Debate Over AP vs. IB Classes Continues

By Jay Mathews
Thursday, November 23, 2006

Dear Extra Credit:

There has been one oversight in almost all the letters I've read concerning the debate over honors vs. Advanced Placement in Fairfax County. Rarely mentioned is that AP classes are neither high school level classes nor college prep classes. They are nothing less than college level classes; otherwise no college would grant credit. Although one can argue the pros and cons of offering high school honors in addition to "regular" classes, equating AP classes to high school honors classes is a totally flawed comparison.

So, when the only options are a "regular" class and an AP class, the choice really comes down to taking a high school class or taking a college class. I suspect that substituting "college" for "AP" in the discussions would trigger significant rethinking on the issue, especially with respect to 10th- or 11th-grade students.

The International Baccalaureate standard-level option mentioned in Nell Hurley's Sept. 7 letter [Extra, "In a Student's Example, a Case for Mid-Level Core Courses"] illustrates a possible middle ground. Many colleges do not accept standard-level IB exams for college credit or require an IB diploma. Thus, the standard-level IB curriculum could be classified as high school honors level.

Warren Repole


Dear Extra Credit:

As a teacher, I have followed with interest the discussion concerning honors classes. I believe that honors classes are a tracking system. Adding honors classes will pull many good students out of regular classes.

This may or may not benefit the students in these classes, but who will it leave in regular classes? Students who struggle academically, are not motivated to learn or are discipline problems will no longer have good student role models or students who are capable of helping them in the regular classes.

Additionally, you can't just add an honors class without additional resources. Where will the dollars come from? And where do you find the additional highly qualified teachers willing to take the students left in the regular classes?

It has been suggested in your column that the IB program offers an alternative that could satisfy the need for intermediate level courses. I think this is an oversimplification. The IB curriculum does provide students with tremendous opportunities. It offers courses to satisfy needs of a wide variety of students.

In mathematics, which I teach, there are three different options. IB Mathematical Studies is a standard level course for students who do not anticipate a need for a lot of mathematics in future studies. It also caters to weaker students who would still like to take a challenging math class. This course is similar to a college level math for the liberal arts class.

The next level course is IB Math SL. It caters to those who need a sound mathematical background as they prepare for future studies in subjects such as chemistry, economics, psychology and business administration. This is equivalent to the old pre-calculus/calculus track. Finally, the higher level IB Math HL is for students who display a considerable interest in mathematics and who have a high degree of competence in analytical and technical skills.
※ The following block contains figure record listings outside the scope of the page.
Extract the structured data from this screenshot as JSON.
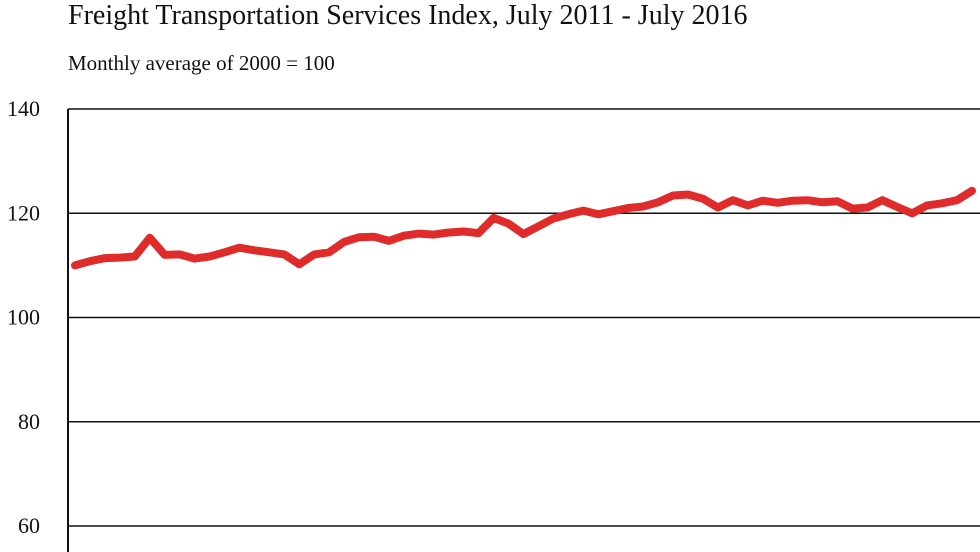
{
  "chart_data": {
    "type": "line",
    "title": "Freight Transportation Services Index, July 2011 - July 2016",
    "subtitle": "Monthly average of 2000 = 100",
    "xlabel": "",
    "ylabel": "",
    "ylim": [
      60,
      140
    ],
    "yticks": [
      "60",
      "80",
      "100",
      "120",
      "140"
    ],
    "grid": true,
    "series_color": "#e02b2b",
    "series": [
      {
        "values": [
          110.0,
          110.8,
          111.4,
          111.5,
          111.7,
          115.3,
          112.0,
          112.1,
          111.3,
          111.7,
          112.5,
          113.4,
          112.9,
          112.5,
          112.1,
          110.2,
          112.1,
          112.5,
          114.5,
          115.4,
          115.5,
          114.7,
          115.7,
          116.1,
          115.9,
          116.3,
          116.5,
          116.2,
          119.1,
          118.0,
          116.0,
          117.5,
          119.0,
          119.8,
          120.5,
          119.8,
          120.4,
          121.0,
          121.3,
          122.1,
          123.4,
          123.6,
          122.8,
          121.1,
          122.5,
          121.5,
          122.4,
          122.0,
          122.4,
          122.5,
          122.1,
          122.3,
          120.9,
          121.1,
          122.5,
          121.2,
          120.0,
          121.5,
          121.9,
          122.5,
          124.3
        ]
      }
    ]
  }
}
IB is an inclusive system rather than a tracking system. All students can take and can benefit from IB courses. Those who wish to be truly challenged can seek a full diploma. A student seeking an IB diploma must take six IB courses across the entire curriculum. In addition, they must research and write an extended essay, take a class in Theory of Knowledge, and do service hours.

I have heard from more than one of my former students about how well the IB diploma program prepared them for college, both in academics and in time management. Additionally, two former students entered college with sophomore standing because of credit for their IB courses. I believe that if more parents understood the value of the IB program, they would be fighting to get their children into our IB schools.

J. A. Adelman

Thomas A. Edison High School

I thought these letters made an interesting point not mentioned in my columns on AP and honors. Fairfax County has eight high schools with IB programs, more than any other school district except Chicago's. They give students here a very useful option.

But I am not sure IB, even the one-year standard level courses, can be used as a less demanding alternative to AP. The two-year, higher level IB courses can earn college credit, and one-year, standard level courses usually cannot. But in some subjects, such as economics, the standard IB course is just as complete and demanding as the AP .

The problem is that the colleges have not figured that out yet and are following their old credit policies based largely on ignorance of what IB standard level courses teach.